I don’t think it’s an exaggeration, Jan, to say that never in our history have we seen this level of free speech violation by the federal government that we’ve seen over the last three years. This absolutely has to stop, or our experiment in this ordered democratic republic is going to come to a grinding halt.

Mr. Jekielek: Any final thoughts as we finish?
Dr. Kheriaty: I want to end on a note of hope. If you stand up and challenge this emerging regime, you may lose some friends. You may be called names. You may be accused of being a conspiracy theorist or a COVID denier.

But as someone who’s had this experience, I will say there’s nothing better than waking up with a clear conscience every day. And also, you’re going to meet new friends, genuine friends, people who care not only about you, but about the pursuit of truth.

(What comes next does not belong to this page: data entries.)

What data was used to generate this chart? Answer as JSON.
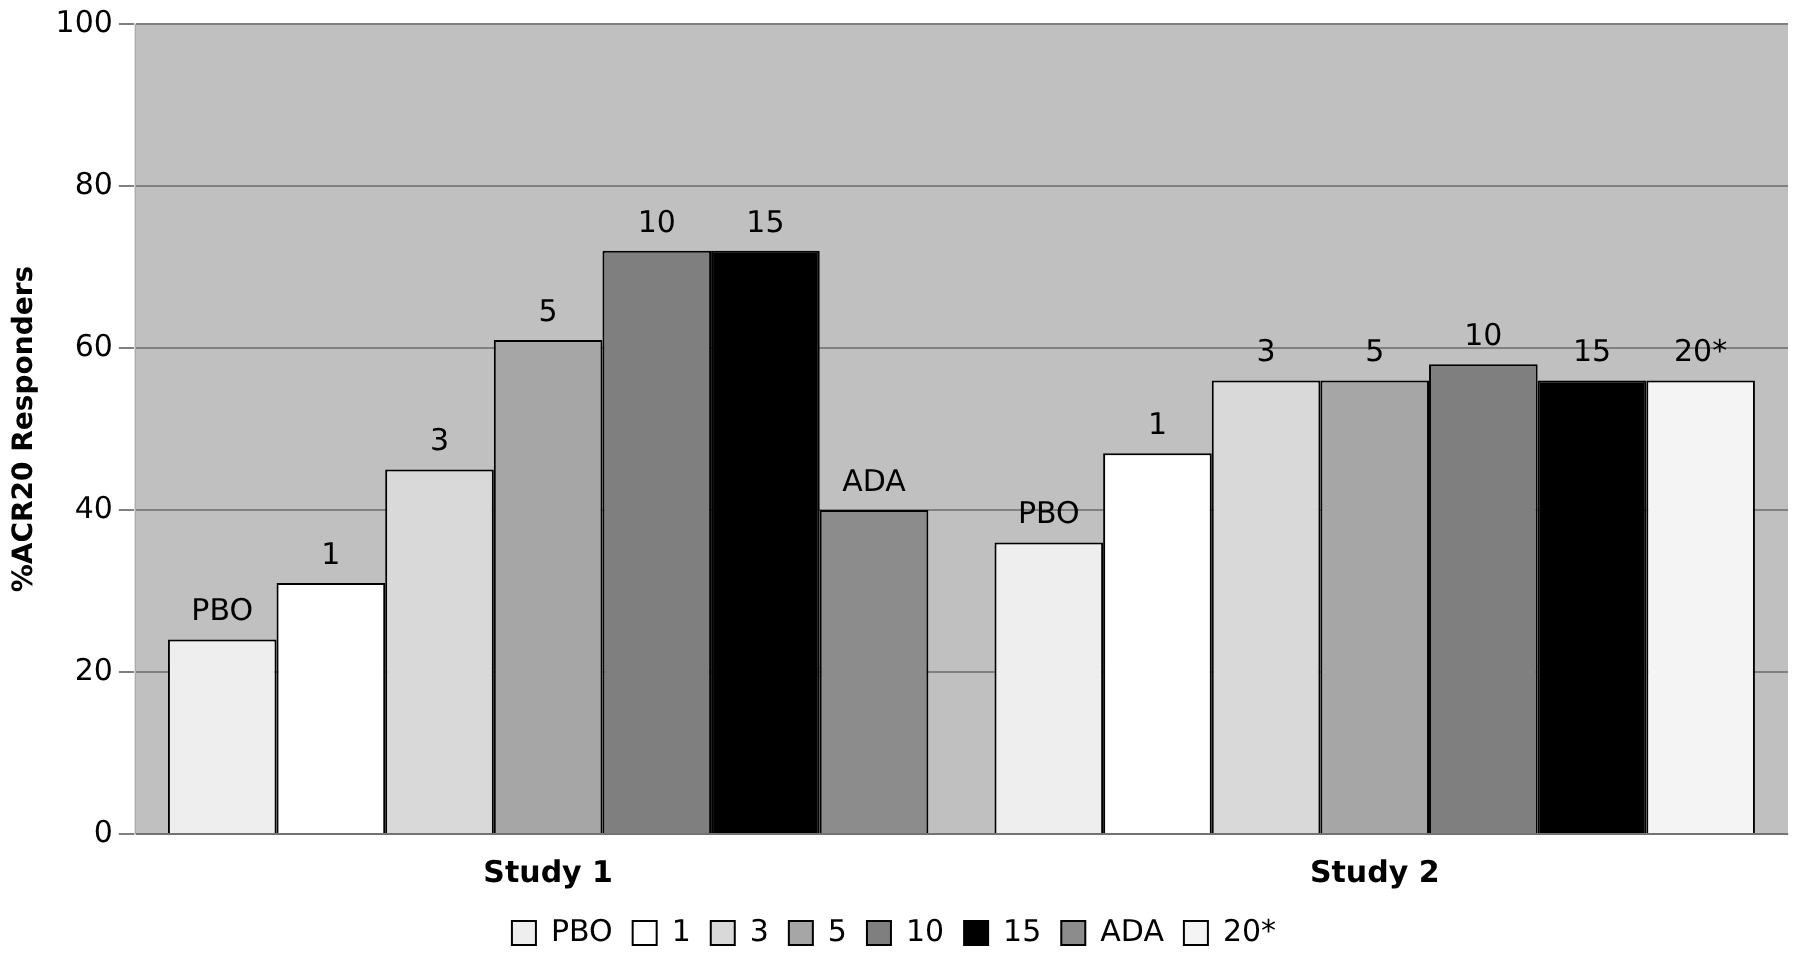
{
  "chart_data": {
    "type": "bar",
    "ylabel": "%ACR20 Responders",
    "categories": [
      "Study 1",
      "Study 2"
    ],
    "series": [
      {
        "name": "PBO",
        "color": "#eeeeee",
        "values": [
          24,
          36
        ]
      },
      {
        "name": "1",
        "color": "#ffffff",
        "values": [
          31,
          47
        ]
      },
      {
        "name": "3",
        "color": "#d9d9d9",
        "values": [
          45,
          56
        ]
      },
      {
        "name": "5",
        "color": "#a6a6a6",
        "values": [
          61,
          56
        ]
      },
      {
        "name": "10",
        "color": "#7f7f7f",
        "values": [
          72,
          58
        ]
      },
      {
        "name": "15",
        "color": "#000000",
        "values": [
          72,
          56
        ]
      },
      {
        "name": "ADA",
        "color": "#8c8c8c",
        "values": [
          40,
          null
        ]
      },
      {
        "name": "20*",
        "color": "#f4f4f4",
        "values": [
          null,
          56
        ]
      }
    ],
    "ylim": [
      0,
      100
    ],
    "yticks": [
      0,
      20,
      40,
      60,
      80,
      100
    ],
    "grid": "y",
    "legend": "bottom"
  }
}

This interview has been edited for clarity and brevity.
Jan Jekielek is a senior editor with The Epoch Times and host of the show "American Thought Leaders." Jekielek’s career has spanned academia, media, and international human rights work. In 2009, he joined The Epoch Times full time and has served in a variety of roles, including as website chief editor. He was an executive producer of the award-winning Holocaust documentary film "Finding Manny."